Я краешком сознания замечаю, что сказала «их». Формально со вчерашнего дня я считаюсь лихачкой, но не чувствую себя таковой. Но я и не альтруистка.
Наверное, я та, кем была всегда. Не лихачка, не альтруистка, не бесфракционница. Дивергент.
— Уверена? — спрашивает отец.
— Это обоснованная догадка, — отвечаю я, — и лучшей гипотезы у меня нет.
— Тогда надо решить, кто пойдет, а кто отправится в Товарищество, — произносит он. — Какая помощь тебе нужна, Беатрис?
Вопрос поражает меня, как и выражение его лица. Он смотрит на меня как на ровню. Говорит со мной как с ровней. Или он признал, что я стала взрослой, или признал, что я больше не его дочь. Последнее более вероятно и более мучительно.

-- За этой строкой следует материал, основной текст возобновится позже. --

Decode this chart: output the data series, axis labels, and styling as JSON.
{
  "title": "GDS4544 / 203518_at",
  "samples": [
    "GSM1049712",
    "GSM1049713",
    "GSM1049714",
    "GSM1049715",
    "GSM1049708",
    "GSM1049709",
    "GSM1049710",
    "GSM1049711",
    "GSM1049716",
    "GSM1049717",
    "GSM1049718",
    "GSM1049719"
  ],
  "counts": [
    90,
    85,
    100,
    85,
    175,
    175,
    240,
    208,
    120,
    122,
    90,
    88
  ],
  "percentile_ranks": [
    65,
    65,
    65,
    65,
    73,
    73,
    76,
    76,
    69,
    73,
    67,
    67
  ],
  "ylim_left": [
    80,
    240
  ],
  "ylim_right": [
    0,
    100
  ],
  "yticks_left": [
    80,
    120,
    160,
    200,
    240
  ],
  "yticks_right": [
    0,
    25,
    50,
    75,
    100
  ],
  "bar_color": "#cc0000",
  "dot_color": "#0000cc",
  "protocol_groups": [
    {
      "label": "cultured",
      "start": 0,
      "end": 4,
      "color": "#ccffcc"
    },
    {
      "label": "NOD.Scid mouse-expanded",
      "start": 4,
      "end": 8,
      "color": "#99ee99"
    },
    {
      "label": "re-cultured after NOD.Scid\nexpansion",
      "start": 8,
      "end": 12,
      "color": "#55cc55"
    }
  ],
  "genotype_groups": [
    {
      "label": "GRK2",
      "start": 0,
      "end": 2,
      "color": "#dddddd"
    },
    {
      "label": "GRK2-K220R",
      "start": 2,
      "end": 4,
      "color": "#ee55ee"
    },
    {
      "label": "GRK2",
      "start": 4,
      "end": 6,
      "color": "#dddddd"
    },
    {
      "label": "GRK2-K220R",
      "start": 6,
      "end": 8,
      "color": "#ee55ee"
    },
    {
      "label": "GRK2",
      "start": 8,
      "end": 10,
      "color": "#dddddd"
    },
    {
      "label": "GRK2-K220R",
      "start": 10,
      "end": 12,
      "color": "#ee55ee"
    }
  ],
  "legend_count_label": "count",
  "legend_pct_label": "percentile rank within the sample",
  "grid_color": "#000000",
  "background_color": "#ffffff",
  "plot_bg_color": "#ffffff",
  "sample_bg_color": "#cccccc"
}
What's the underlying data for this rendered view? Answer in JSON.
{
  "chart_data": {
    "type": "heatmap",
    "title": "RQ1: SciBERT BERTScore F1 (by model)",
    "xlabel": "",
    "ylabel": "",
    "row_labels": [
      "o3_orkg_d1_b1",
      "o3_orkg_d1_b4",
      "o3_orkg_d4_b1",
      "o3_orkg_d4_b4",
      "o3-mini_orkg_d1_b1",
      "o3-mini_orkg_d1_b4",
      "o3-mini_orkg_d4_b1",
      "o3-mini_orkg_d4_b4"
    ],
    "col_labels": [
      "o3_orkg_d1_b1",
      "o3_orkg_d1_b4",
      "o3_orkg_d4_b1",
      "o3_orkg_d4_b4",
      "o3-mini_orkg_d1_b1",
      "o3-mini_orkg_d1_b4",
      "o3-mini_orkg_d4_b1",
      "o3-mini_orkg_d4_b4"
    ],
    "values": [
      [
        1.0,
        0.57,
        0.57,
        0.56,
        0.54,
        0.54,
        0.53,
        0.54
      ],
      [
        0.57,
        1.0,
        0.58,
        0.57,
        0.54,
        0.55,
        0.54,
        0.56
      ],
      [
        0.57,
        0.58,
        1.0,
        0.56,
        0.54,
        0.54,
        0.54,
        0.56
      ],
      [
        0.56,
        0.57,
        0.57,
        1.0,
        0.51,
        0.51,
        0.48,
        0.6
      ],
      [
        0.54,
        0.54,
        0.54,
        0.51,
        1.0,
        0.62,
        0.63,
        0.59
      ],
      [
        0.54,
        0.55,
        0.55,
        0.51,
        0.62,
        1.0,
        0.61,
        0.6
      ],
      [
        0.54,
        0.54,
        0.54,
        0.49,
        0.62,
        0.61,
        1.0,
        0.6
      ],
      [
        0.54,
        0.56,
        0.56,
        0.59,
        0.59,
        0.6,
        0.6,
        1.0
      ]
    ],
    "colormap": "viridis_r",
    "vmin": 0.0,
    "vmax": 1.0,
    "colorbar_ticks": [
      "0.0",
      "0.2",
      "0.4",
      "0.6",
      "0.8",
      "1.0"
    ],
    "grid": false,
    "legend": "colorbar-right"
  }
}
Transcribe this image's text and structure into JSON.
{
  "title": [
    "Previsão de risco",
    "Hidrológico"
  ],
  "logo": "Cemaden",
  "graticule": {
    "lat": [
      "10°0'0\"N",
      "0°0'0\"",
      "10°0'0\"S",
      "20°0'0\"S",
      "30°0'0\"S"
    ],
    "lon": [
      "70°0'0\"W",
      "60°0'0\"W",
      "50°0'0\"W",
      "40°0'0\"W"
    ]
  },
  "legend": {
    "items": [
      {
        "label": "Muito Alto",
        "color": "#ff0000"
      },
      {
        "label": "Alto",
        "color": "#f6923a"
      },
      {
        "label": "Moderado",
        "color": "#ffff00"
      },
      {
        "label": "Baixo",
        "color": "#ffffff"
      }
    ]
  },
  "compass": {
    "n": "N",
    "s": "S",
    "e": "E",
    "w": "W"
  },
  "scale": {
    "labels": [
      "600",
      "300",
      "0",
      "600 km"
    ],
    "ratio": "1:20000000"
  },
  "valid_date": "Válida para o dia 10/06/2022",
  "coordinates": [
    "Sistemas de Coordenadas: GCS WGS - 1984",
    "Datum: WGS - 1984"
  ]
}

— Любой, кто умеет и готов стрелять, — отвечаю я, — и не боится высоты.
Глава 37
Силы Эрудиции и Лихости сконцентрированы в секторе Альтруизма, так что, пока мы бежим из него, шансы встретиться с препятствиями минимальны.
Мне не пришлось решать, кто пойдет со мной. Калеб был очевидным выбором, поскольку он знает о плане Эрудиции больше всех. Маркус настоял на том, чтобы идти, несмотря на мои возражения, потому что умеет обращаться с компьютерами. А отец с самого начал вел себя так, как будто его участие не обсуждается.
Несколько секунд я смотрю, как остальные бегут в противоположном направлении — к безопасности, к Товариществу, — и затем поворачиваюсь к городу, к войне. Мы стоим у рельсов, которые приведут нас к опасности.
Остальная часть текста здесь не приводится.